Майкл Чабон - Союз еврейских полисменов
– Самодисциплина творит чудеса. Странно для такого анархиста, как я?
– Я сейчас…
– Сейчас? Идиотизм. Не говоря уж о неудобстве ложа. Да еще нога кровит, чтоб ее черти драли.
– Сейчас – я имела в виду одиночество.
– Шутишь? Какое одиночество! В этой койке как сардины в банке.
Он зарывает нос в копну волос Бины, вдыхает. Изюм и уксус, соленый дух вспотевшего затылка.
– Чем пахнет?
– Красным.
– Брось.
– Румынией.
– От тебя несет, как от румына. Волосатоногого.
– Я уже старикашка.
– А я старушонка.
– Волосы выпадают. По трубе не взобраться. Башмак уронил.
– У меня зад как географическая карта.
Он не верит на слово, проверяет рельеф. Бугорки и впадинки, солидной выпуклости прыщ… Ладони его скользят по ее талии, взвешивают груди, по одной на каждую. Не может вспомнить, какими они были, чтобы сравнить, впадает в панику. Успокаивает себя тем, что они такие же, отформованные по его ладони с растопыренными пальцами, в таинственной пропорции сочетающие увесистость и упругую податливость.
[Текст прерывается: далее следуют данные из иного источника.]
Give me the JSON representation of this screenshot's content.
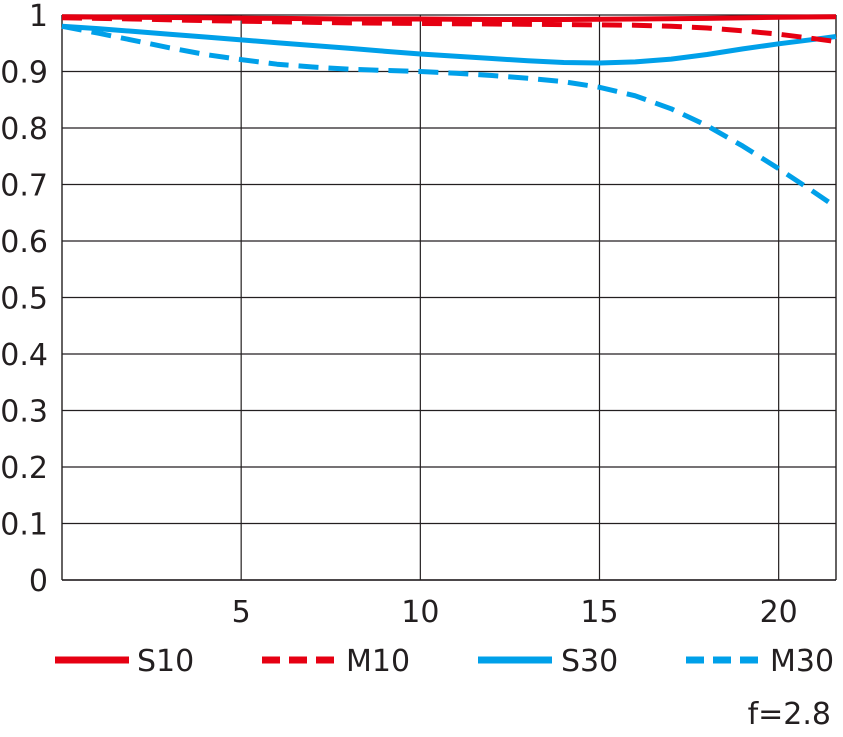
{
  "chart_data": {
    "type": "line",
    "title": "",
    "xlabel": "",
    "ylabel": "",
    "xlim": [
      0,
      21.6
    ],
    "ylim": [
      0,
      1
    ],
    "x_ticks": [
      5,
      10,
      15,
      20
    ],
    "y_ticks": [
      0,
      0.1,
      0.2,
      0.3,
      0.4,
      0.5,
      0.6,
      0.7,
      0.8,
      0.9,
      1
    ],
    "x_tick_labels": [
      "5",
      "10",
      "15",
      "20"
    ],
    "y_tick_labels": [
      "0",
      "0.1",
      "0.2",
      "0.3",
      "0.4",
      "0.5",
      "0.6",
      "0.7",
      "0.8",
      "0.9",
      "1"
    ],
    "grid": true,
    "legend_position": "bottom",
    "series": [
      {
        "name": "S10",
        "color": "#e60012",
        "dash": "solid",
        "x": [
          0,
          2,
          4,
          6,
          8,
          10,
          12,
          14,
          16,
          18,
          20,
          21.6
        ],
        "y": [
          0.997,
          0.996,
          0.995,
          0.994,
          0.993,
          0.993,
          0.992,
          0.992,
          0.993,
          0.994,
          0.996,
          0.997
        ]
      },
      {
        "name": "M10",
        "color": "#e60012",
        "dash": "dashed",
        "x": [
          0,
          2,
          4,
          6,
          8,
          10,
          12,
          14,
          16,
          17,
          18,
          19,
          20,
          21,
          21.6
        ],
        "y": [
          0.995,
          0.993,
          0.99,
          0.988,
          0.986,
          0.985,
          0.984,
          0.983,
          0.982,
          0.98,
          0.977,
          0.972,
          0.966,
          0.958,
          0.953
        ]
      },
      {
        "name": "S30",
        "color": "#00a0e9",
        "dash": "solid",
        "x": [
          0,
          1,
          2,
          3,
          4,
          5,
          6,
          7,
          8,
          9,
          10,
          11,
          12,
          13,
          14,
          15,
          16,
          17,
          18,
          19,
          20,
          21,
          21.6
        ],
        "y": [
          0.98,
          0.976,
          0.971,
          0.966,
          0.961,
          0.956,
          0.951,
          0.946,
          0.941,
          0.936,
          0.931,
          0.927,
          0.923,
          0.919,
          0.916,
          0.915,
          0.917,
          0.922,
          0.93,
          0.94,
          0.949,
          0.957,
          0.962
        ]
      },
      {
        "name": "M30",
        "color": "#00a0e9",
        "dash": "dashed",
        "x": [
          0,
          1,
          2,
          3,
          4,
          5,
          6,
          7,
          8,
          9,
          10,
          11,
          12,
          13,
          14,
          15,
          16,
          17,
          18,
          19,
          20,
          21,
          21.6
        ],
        "y": [
          0.98,
          0.968,
          0.955,
          0.942,
          0.93,
          0.921,
          0.913,
          0.908,
          0.904,
          0.902,
          0.9,
          0.897,
          0.893,
          0.888,
          0.882,
          0.872,
          0.857,
          0.834,
          0.804,
          0.768,
          0.728,
          0.686,
          0.66
        ]
      }
    ]
  },
  "aperture_label": "f=2.8"
}
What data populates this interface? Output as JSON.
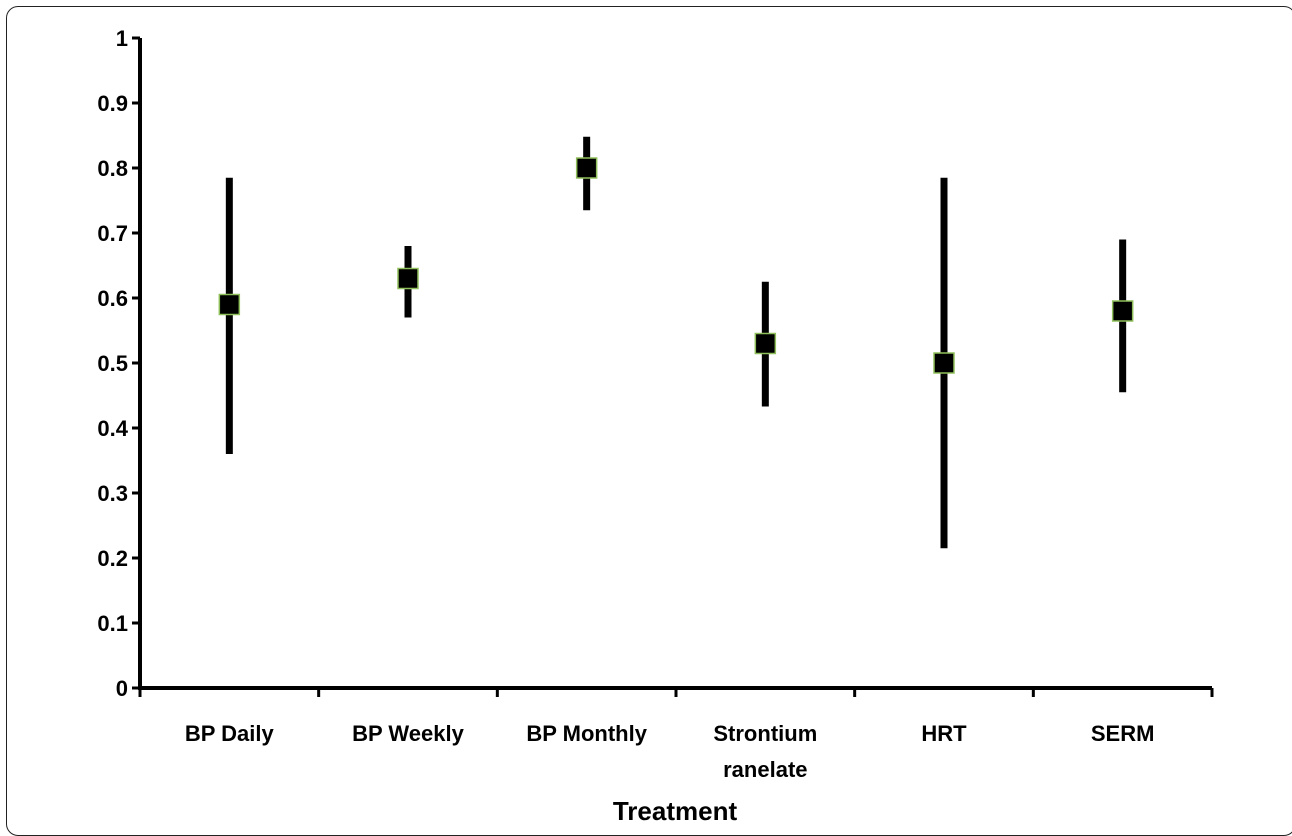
{
  "chart_data": {
    "type": "scatter",
    "title": "",
    "xlabel": "Treatment",
    "ylabel": "",
    "ylim": [
      0,
      1
    ],
    "yticks": [
      "0",
      "0.1",
      "0.2",
      "0.3",
      "0.4",
      "0.5",
      "0.6",
      "0.7",
      "0.8",
      "0.9",
      "1"
    ],
    "categories": [
      [
        "BP Daily"
      ],
      [
        "BP Weekly"
      ],
      [
        "BP Monthly"
      ],
      [
        "Strontium",
        "ranelate"
      ],
      [
        "HRT"
      ],
      [
        "SERM"
      ]
    ],
    "points": [
      {
        "value": 0.59,
        "lower": 0.36,
        "upper": 0.785
      },
      {
        "value": 0.63,
        "lower": 0.57,
        "upper": 0.68
      },
      {
        "value": 0.8,
        "lower": 0.735,
        "upper": 0.848
      },
      {
        "value": 0.53,
        "lower": 0.433,
        "upper": 0.625
      },
      {
        "value": 0.5,
        "lower": 0.215,
        "upper": 0.785
      },
      {
        "value": 0.58,
        "lower": 0.455,
        "upper": 0.69
      }
    ],
    "marker": "square",
    "colors": {
      "marker": "#000000",
      "marker_edge": "#8fbf5a",
      "errorbar": "#000000",
      "axis": "#000000"
    },
    "grid": false,
    "legend": "none"
  }
}
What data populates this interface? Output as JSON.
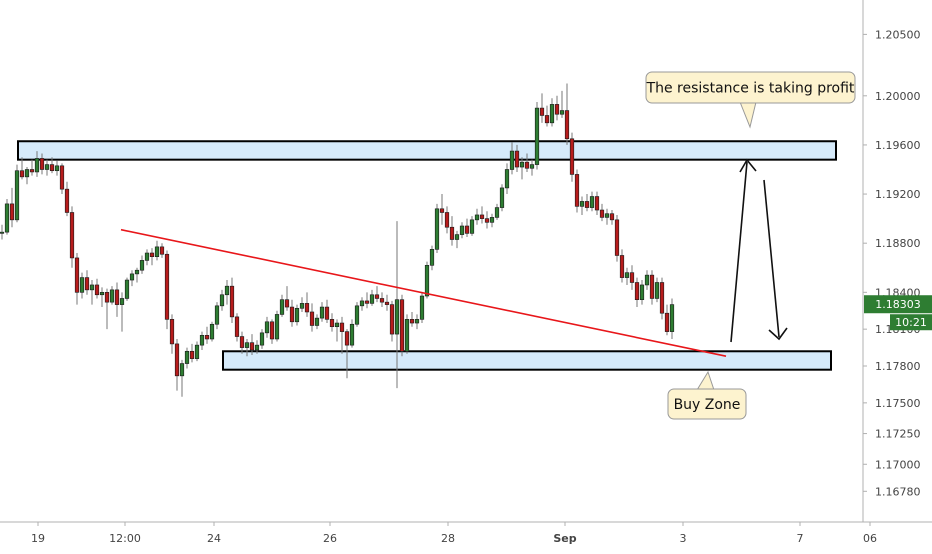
{
  "chart_data": {
    "type": "candlestick",
    "title": "",
    "xlabel": "",
    "ylabel": "",
    "ylim": [
      1.1653,
      1.2078
    ],
    "grid": false,
    "y_ticks": [
      "1.20500",
      "1.20000",
      "1.19600",
      "1.19200",
      "1.18800",
      "1.18400",
      "1.18100",
      "1.17800",
      "1.17500",
      "1.17250",
      "1.17000",
      "1.16780"
    ],
    "x_ticks": [
      "19",
      "12:00",
      "24",
      "26",
      "28",
      "Sep",
      "3",
      "7",
      "06"
    ],
    "current_price": "1.18303",
    "countdown": "10:21",
    "colors": {
      "up": "#2e7d32",
      "down": "#b71c1c",
      "zone_fill": "#d6eafa",
      "trendline": "#e8161a",
      "price_tag": "#2e7d32",
      "callout_fill": "#fdf3cf"
    },
    "zones": [
      {
        "name": "resistance",
        "y_low": 1.1948,
        "y_high": 1.1963
      },
      {
        "name": "buy-zone",
        "y_low": 1.1777,
        "y_high": 1.1792
      }
    ],
    "trendline": {
      "from": 1.1891,
      "to": 1.1788
    },
    "annotations": [
      {
        "name": "resistance-callout",
        "text": "The resistance is taking profit"
      },
      {
        "name": "buy-zone-callout",
        "text": "Buy Zone"
      }
    ],
    "ohlc": [
      [
        1.1888,
        1.1895,
        1.1883,
        1.1889
      ],
      [
        1.1889,
        1.1916,
        1.1887,
        1.1912
      ],
      [
        1.1912,
        1.1925,
        1.1893,
        1.1899
      ],
      [
        1.1899,
        1.1944,
        1.1897,
        1.1939
      ],
      [
        1.1939,
        1.195,
        1.1932,
        1.1934
      ],
      [
        1.1934,
        1.1942,
        1.1928,
        1.194
      ],
      [
        1.194,
        1.1948,
        1.1935,
        1.1938
      ],
      [
        1.1938,
        1.1955,
        1.1934,
        1.1949
      ],
      [
        1.1949,
        1.1953,
        1.1936,
        1.194
      ],
      [
        1.194,
        1.1948,
        1.1935,
        1.1944
      ],
      [
        1.1944,
        1.195,
        1.1937,
        1.1939
      ],
      [
        1.1939,
        1.1947,
        1.1935,
        1.1943
      ],
      [
        1.1943,
        1.1945,
        1.192,
        1.1924
      ],
      [
        1.1924,
        1.193,
        1.1902,
        1.1905
      ],
      [
        1.1905,
        1.191,
        1.186,
        1.1868
      ],
      [
        1.1868,
        1.1872,
        1.183,
        1.184
      ],
      [
        1.184,
        1.1856,
        1.1835,
        1.1852
      ],
      [
        1.1852,
        1.1858,
        1.1838,
        1.1842
      ],
      [
        1.1842,
        1.185,
        1.183,
        1.1846
      ],
      [
        1.1846,
        1.1851,
        1.1835,
        1.1838
      ],
      [
        1.1838,
        1.1844,
        1.1828,
        1.184
      ],
      [
        1.184,
        1.1843,
        1.181,
        1.1832
      ],
      [
        1.1832,
        1.1845,
        1.183,
        1.1842
      ],
      [
        1.1842,
        1.1848,
        1.182,
        1.183
      ],
      [
        1.183,
        1.184,
        1.1808,
        1.1835
      ],
      [
        1.1835,
        1.1852,
        1.1833,
        1.185
      ],
      [
        1.185,
        1.1858,
        1.1845,
        1.1855
      ],
      [
        1.1855,
        1.186,
        1.1848,
        1.1858
      ],
      [
        1.1858,
        1.187,
        1.1855,
        1.1866
      ],
      [
        1.1866,
        1.1875,
        1.1862,
        1.1872
      ],
      [
        1.1872,
        1.1876,
        1.1862,
        1.1869
      ],
      [
        1.1869,
        1.1882,
        1.1866,
        1.1877
      ],
      [
        1.1877,
        1.188,
        1.1868,
        1.1871
      ],
      [
        1.1871,
        1.1874,
        1.181,
        1.1818
      ],
      [
        1.1818,
        1.1822,
        1.179,
        1.1798
      ],
      [
        1.1798,
        1.1802,
        1.176,
        1.1772
      ],
      [
        1.1772,
        1.1785,
        1.1755,
        1.1782
      ],
      [
        1.1782,
        1.1795,
        1.1778,
        1.1792
      ],
      [
        1.1792,
        1.1798,
        1.1783,
        1.1786
      ],
      [
        1.1786,
        1.18,
        1.1784,
        1.1797
      ],
      [
        1.1797,
        1.1808,
        1.1793,
        1.1805
      ],
      [
        1.1805,
        1.1812,
        1.1798,
        1.1802
      ],
      [
        1.1802,
        1.1816,
        1.18,
        1.1814
      ],
      [
        1.1814,
        1.1832,
        1.181,
        1.1829
      ],
      [
        1.1829,
        1.1842,
        1.1825,
        1.1838
      ],
      [
        1.1838,
        1.185,
        1.183,
        1.1845
      ],
      [
        1.1845,
        1.1852,
        1.1815,
        1.182
      ],
      [
        1.182,
        1.1823,
        1.18,
        1.1804
      ],
      [
        1.1804,
        1.1808,
        1.179,
        1.1795
      ],
      [
        1.1795,
        1.1802,
        1.1788,
        1.1799
      ],
      [
        1.1799,
        1.1806,
        1.1789,
        1.1793
      ],
      [
        1.1793,
        1.1801,
        1.179,
        1.1797
      ],
      [
        1.1797,
        1.181,
        1.1794,
        1.1807
      ],
      [
        1.1807,
        1.182,
        1.1803,
        1.1816
      ],
      [
        1.1816,
        1.1818,
        1.1798,
        1.1802
      ],
      [
        1.1802,
        1.1825,
        1.18,
        1.1822
      ],
      [
        1.1822,
        1.1838,
        1.182,
        1.1834
      ],
      [
        1.1834,
        1.1845,
        1.1825,
        1.1828
      ],
      [
        1.1828,
        1.1834,
        1.1812,
        1.1816
      ],
      [
        1.1816,
        1.183,
        1.1813,
        1.1827
      ],
      [
        1.1827,
        1.1836,
        1.1824,
        1.1831
      ],
      [
        1.1831,
        1.184,
        1.182,
        1.1824
      ],
      [
        1.1824,
        1.1831,
        1.1808,
        1.1813
      ],
      [
        1.1813,
        1.1822,
        1.181,
        1.1819
      ],
      [
        1.1819,
        1.1832,
        1.1816,
        1.1828
      ],
      [
        1.1828,
        1.1834,
        1.1815,
        1.1818
      ],
      [
        1.1818,
        1.1823,
        1.1808,
        1.1812
      ],
      [
        1.1812,
        1.1818,
        1.18,
        1.1815
      ],
      [
        1.1815,
        1.182,
        1.179,
        1.1808
      ],
      [
        1.1808,
        1.181,
        1.177,
        1.1797
      ],
      [
        1.1797,
        1.1818,
        1.1795,
        1.1814
      ],
      [
        1.1814,
        1.1832,
        1.1812,
        1.1829
      ],
      [
        1.1829,
        1.1836,
        1.1825,
        1.1833
      ],
      [
        1.1833,
        1.184,
        1.1827,
        1.1831
      ],
      [
        1.1831,
        1.1842,
        1.1829,
        1.1838
      ],
      [
        1.1838,
        1.1845,
        1.1832,
        1.1835
      ],
      [
        1.1835,
        1.184,
        1.1828,
        1.1832
      ],
      [
        1.1832,
        1.1838,
        1.1825,
        1.183
      ],
      [
        1.183,
        1.1833,
        1.18,
        1.1806
      ],
      [
        1.1806,
        1.1898,
        1.1762,
        1.1834
      ],
      [
        1.1834,
        1.1838,
        1.1788,
        1.1792
      ],
      [
        1.1792,
        1.1822,
        1.179,
        1.1818
      ],
      [
        1.1818,
        1.1824,
        1.1812,
        1.1815
      ],
      [
        1.1815,
        1.1822,
        1.181,
        1.1818
      ],
      [
        1.1818,
        1.184,
        1.1815,
        1.1837
      ],
      [
        1.1837,
        1.1865,
        1.1835,
        1.1862
      ],
      [
        1.1862,
        1.1878,
        1.1858,
        1.1875
      ],
      [
        1.1875,
        1.1912,
        1.1872,
        1.1908
      ],
      [
        1.1908,
        1.192,
        1.1895,
        1.1905
      ],
      [
        1.1905,
        1.191,
        1.1888,
        1.1893
      ],
      [
        1.1893,
        1.1902,
        1.1878,
        1.1883
      ],
      [
        1.1883,
        1.189,
        1.1876,
        1.1887
      ],
      [
        1.1887,
        1.1897,
        1.1884,
        1.1894
      ],
      [
        1.1894,
        1.19,
        1.1885,
        1.1888
      ],
      [
        1.1888,
        1.1902,
        1.1886,
        1.1899
      ],
      [
        1.1899,
        1.1908,
        1.1895,
        1.1903
      ],
      [
        1.1903,
        1.191,
        1.1896,
        1.19
      ],
      [
        1.19,
        1.1906,
        1.1892,
        1.1897
      ],
      [
        1.1897,
        1.1904,
        1.1893,
        1.1901
      ],
      [
        1.1901,
        1.1912,
        1.1899,
        1.1909
      ],
      [
        1.1909,
        1.1928,
        1.1906,
        1.1925
      ],
      [
        1.1925,
        1.1945,
        1.192,
        1.194
      ],
      [
        1.194,
        1.1962,
        1.1936,
        1.1955
      ],
      [
        1.1955,
        1.196,
        1.1938,
        1.1942
      ],
      [
        1.1942,
        1.195,
        1.1932,
        1.1946
      ],
      [
        1.1946,
        1.1953,
        1.1938,
        1.1941
      ],
      [
        1.1941,
        1.1948,
        1.1935,
        1.1944
      ],
      [
        1.1944,
        1.1995,
        1.194,
        1.199
      ],
      [
        1.199,
        1.2002,
        1.1978,
        1.1984
      ],
      [
        1.1984,
        1.1992,
        1.1975,
        1.1978
      ],
      [
        1.1978,
        1.1998,
        1.1975,
        1.1993
      ],
      [
        1.1993,
        1.2,
        1.198,
        1.1985
      ],
      [
        1.1985,
        1.2004,
        1.1982,
        1.1988
      ],
      [
        1.1988,
        1.201,
        1.196,
        1.1965
      ],
      [
        1.1965,
        1.197,
        1.193,
        1.1936
      ],
      [
        1.1936,
        1.194,
        1.1905,
        1.191
      ],
      [
        1.191,
        1.1918,
        1.1903,
        1.1914
      ],
      [
        1.1914,
        1.192,
        1.1906,
        1.1909
      ],
      [
        1.1909,
        1.1922,
        1.1906,
        1.1918
      ],
      [
        1.1918,
        1.1922,
        1.1903,
        1.1907
      ],
      [
        1.1907,
        1.1912,
        1.1898,
        1.1901
      ],
      [
        1.1901,
        1.1908,
        1.1895,
        1.1904
      ],
      [
        1.1904,
        1.1907,
        1.1895,
        1.1899
      ],
      [
        1.1899,
        1.1903,
        1.1865,
        1.187
      ],
      [
        1.187,
        1.1875,
        1.1848,
        1.1852
      ],
      [
        1.1852,
        1.186,
        1.1846,
        1.1856
      ],
      [
        1.1856,
        1.1862,
        1.1842,
        1.1848
      ],
      [
        1.1848,
        1.1852,
        1.1828,
        1.1834
      ],
      [
        1.1834,
        1.185,
        1.183,
        1.1846
      ],
      [
        1.1846,
        1.1858,
        1.1842,
        1.1854
      ],
      [
        1.1854,
        1.1858,
        1.183,
        1.1835
      ],
      [
        1.1835,
        1.1852,
        1.1832,
        1.1848
      ],
      [
        1.1848,
        1.1852,
        1.1818,
        1.1823
      ],
      [
        1.1823,
        1.183,
        1.1805,
        1.1808
      ],
      [
        1.1808,
        1.1835,
        1.1802,
        1.183
      ]
    ]
  }
}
– Обратно по трубе не полезу, как хочешь.
– Я же тебе предлагала войти по-людски. Труба – твоя идея.
– Не только труба. Всё – моя идея.
– А то я не знаю… Идеалист…
Они лежат молча. Ландсман чувствует, что кожа Бины наполняется темным вином. Еще минута – и она храпит. Храп ее за два года ничуть не изменился. Двухтоновой жужжащий звук, похожий на горловое пение сынов азиатских степей. Дыхание кита. Ландсман всплывает на волне храпа Бины. В ее руках, в ее запахе на ее простынях, в сильном, приятном запахе новых кожаных перчаток Ландсман чувствует себя в покое и в безопасности, впервые за многие месяцы. Сонный, удовлетворенный, блаженный… Вот она, тихая пристань. Рука на твоем животе, покой и отдых…
Он вздрагивает, садится. Прозрачное сознание и ненависть к себе. Осознание того, что более чем когда-либо недостоин покоя и женской руки на животе. Все нормально, дуй гадить в океан, выбор не лучший, но единственный. И ведь испокон веков так повелось, во всех краях во все времена основа полицейской работы – помалкивать в тряпочку о темных махинациях парней с верхнего этажа. Попытайся он пикнуть, скажем, сообщить что-нибудь Дэвиду Бреннану, и ребята с верхнего этажа найдут простой способ запечатать его пасть навечно. С чего же тогда сердце колотится, как кружка зэка о решетку ребер? Почему кровать Бины вдруг кажется мокрым носком, шерстяным костюмом в жару? Дело сделано, печати поставлены, забудь Далеких людей в далекой жаркой стране стравливают, чтобы они убивали друг друга, а за их спиной тем временем готовится захват всей этой солнечной страны. Решена их судьба, решены судьбы евреев Ситки. И убийца Менделя Шпильмана гуляет на свободе. Ну и что? А чем он хуже?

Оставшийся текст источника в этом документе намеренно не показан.